Joseph Paul Franklin, a violent career criminal, was never charged, but later claimed responsibility for the shooting, reportedly saying that he took offense at a picture of an interracial couple that appeared in Hustler magazine.

Moriarty asked, "Do you wish you hadn't been in this business? Because you probably wouldn't have gotten shot if you had been in a different business."

"Well, I don't think about that," he responded.

Flynt works out of a Beverly Hills office filled with genuine Tiffany lamps and old masters reproductions.

Nearly half of his management team are women, including his fifth wife, Liz, who heads up the talent department (meaning she selects the women who appear in Hustler). And there's his daughter, Theresa, the only one of his five children who works for him.

Moriarty asked, "Is there ever anything he's done that you said, 'Oh, don't do that Dad? Don't do this?'"

Yes, Theresa replied. "When he offered Casey Anthony money to pose for the magazine."

Theresa Flynt says she didn't want to enrich the young Florida woman charged with killing her daughter: "A lot of us said that was ridiculous."

Her father laughed: "You know, that's right. She says, 'Dad! Is there anything you won't do?' I said, 'Teresa, the bar is pretty low.'"

By the way, Casey Anthony turned down the half-million dollar offer.

In recent years, Flynt has made amends with many former foes. In fact, before Reverend Falwell's death in 2007, the two men became friends, and even appeared publicly together.

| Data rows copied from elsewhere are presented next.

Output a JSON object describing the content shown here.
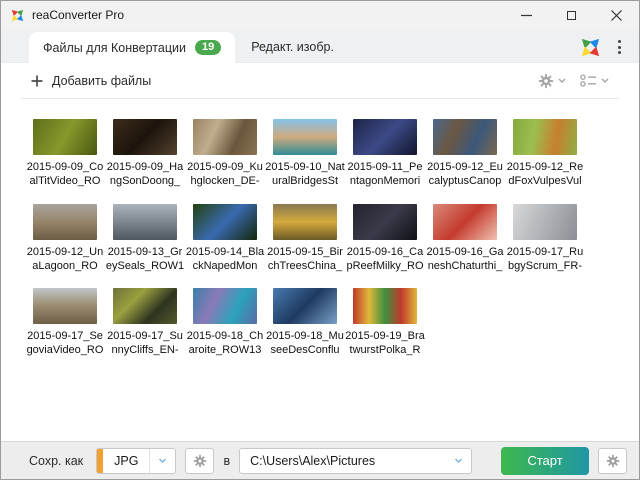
{
  "window": {
    "title": "reaConverter Pro"
  },
  "tabs": {
    "files": {
      "label": "Файлы для Конвертации",
      "badge": "19"
    },
    "edit": {
      "label": "Редакт. изобр."
    }
  },
  "toolbar": {
    "add_files_label": "Добавить файлы"
  },
  "icons": {
    "app_logo": "pinwheel-4color",
    "brand": "pinwheel-4color",
    "menu": "kebab-vertical",
    "add": "plus",
    "settings": "gear",
    "view_mode": "thumbnail-list",
    "dropdown": "chevron-down",
    "minimize": "–",
    "maximize": "□",
    "close": "✕"
  },
  "files": [
    {
      "name": "2015-09-09_CoalTitVideo_RO",
      "dir": "120deg",
      "colors": [
        "#5e6e1a",
        "#87982c",
        "#49570f"
      ]
    },
    {
      "name": "2015-09-09_HangSonDoong_",
      "dir": "135deg",
      "colors": [
        "#3c2c1c",
        "#1c140c",
        "#54422e"
      ]
    },
    {
      "name": "2015-09-09_Kuhglocken_DE-",
      "dir": "115deg",
      "colors": [
        "#9a8262",
        "#c0ae8e",
        "#6b563c",
        "#8a7456"
      ]
    },
    {
      "name": "2015-09-10_NaturalBridgesSt",
      "dir": "180deg",
      "colors": [
        "#85c3e8",
        "#d0aa7e",
        "#2f8c96"
      ]
    },
    {
      "name": "2015-09-11_PentagonMemori",
      "dir": "135deg",
      "colors": [
        "#1e2448",
        "#3d4a86",
        "#12152e"
      ]
    },
    {
      "name": "2015-09-12_EucalyptusCanop",
      "dir": "115deg",
      "colors": [
        "#4a688c",
        "#6b5844",
        "#3c587a",
        "#7a6850"
      ]
    },
    {
      "name": "2015-09-12_RedFoxVulpesVul",
      "dir": "100deg",
      "colors": [
        "#86a83e",
        "#9cbf4f",
        "#c77f2e",
        "#8fae45"
      ]
    },
    {
      "name": "2015-09-12_UnaLagoon_RO",
      "dir": "180deg",
      "colors": [
        "#a8a49c",
        "#97856a",
        "#6b5c44"
      ]
    },
    {
      "name": "2015-09-13_GreySeals_ROW1",
      "dir": "180deg",
      "colors": [
        "#aab2ba",
        "#7e868e",
        "#4e565e"
      ]
    },
    {
      "name": "2015-09-14_BlackNapedMon",
      "dir": "135deg",
      "colors": [
        "#23400f",
        "#3a6ab0",
        "#132608"
      ]
    },
    {
      "name": "2015-09-15_BirchTreesChina_",
      "dir": "180deg",
      "colors": [
        "#8a7a52",
        "#d4a93c",
        "#6b5a28"
      ]
    },
    {
      "name": "2015-09-16_CapReefMilky_RO",
      "dir": "135deg",
      "colors": [
        "#23232e",
        "#3a3a4a",
        "#101016"
      ]
    },
    {
      "name": "2015-09-16_GaneshChaturthi_",
      "dir": "135deg",
      "colors": [
        "#d98a78",
        "#c43b2e",
        "#f0c2b2"
      ]
    },
    {
      "name": "2015-09-17_RubgyScrum_FR-",
      "dir": "115deg",
      "colors": [
        "#d8d8d8",
        "#b0b4b8",
        "#8a8e94"
      ]
    },
    {
      "name": "2015-09-17_SegoviaVideo_RO",
      "dir": "180deg",
      "colors": [
        "#c2c6ca",
        "#9a8a6e",
        "#6e5e46"
      ]
    },
    {
      "name": "2015-09-17_SunnyCliffs_EN-",
      "dir": "135deg",
      "colors": [
        "#6e7038",
        "#9aa040",
        "#2e3420",
        "#55592e"
      ]
    },
    {
      "name": "2015-09-18_Charoite_ROW13",
      "dir": "115deg",
      "colors": [
        "#3b7fa8",
        "#8a7ab8",
        "#2ba2bc",
        "#5a6aa8"
      ]
    },
    {
      "name": "2015-09-18_MuseeDesConflu",
      "dir": "135deg",
      "colors": [
        "#4a7ab0",
        "#1e3a60",
        "#7aa0c8"
      ]
    },
    {
      "name": "2015-09-19_BratwurstPolka_R",
      "dir": "90deg",
      "colors": [
        "#c0392b",
        "#e0b83a",
        "#3f8f3f",
        "#c0392b",
        "#e0b83a"
      ]
    }
  ],
  "footer": {
    "save_as_label": "Сохр. как",
    "format_value": "JPG",
    "in_label": "в",
    "path_value": "C:\\Users\\Alex\\Pictures",
    "start_label": "Старт"
  },
  "colors": {
    "badge_green": "#4aa94e",
    "start_gradient_left": "#3eb84d",
    "start_gradient_right": "#1f97a5",
    "format_accent_orange": "#f2a02f",
    "logo_green": "#43a047",
    "logo_blue": "#1e88e5",
    "logo_yellow": "#fdd835",
    "logo_red": "#e53935"
  }
}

And last fall, Flynt — who wants the death penalty abolished — shocked some people when he fought to halt the execution of a man in Missouri, Joseph Paul Franklin ... yes, the same man who shot Flynt 35 years ago. Franklin, on death row for an unrelated murder, was put to death last November

"We get so caught up in the emotions of the death penalty that we can't understand as human beings that what we're doing is wrong and we don't have the right to be killing other people — not sanctioned by the state, anyway," Flynt said. 

You can call Flynt outspoken ... outrageous ... even obnoxious He's fine with that. Just not ordinary.

"Well, the last thing in the world that I want to be: legitimate," he told Moriarty. "You know, all my fans would desert me.

"You need to get people's attention, and I'm pretty good at that."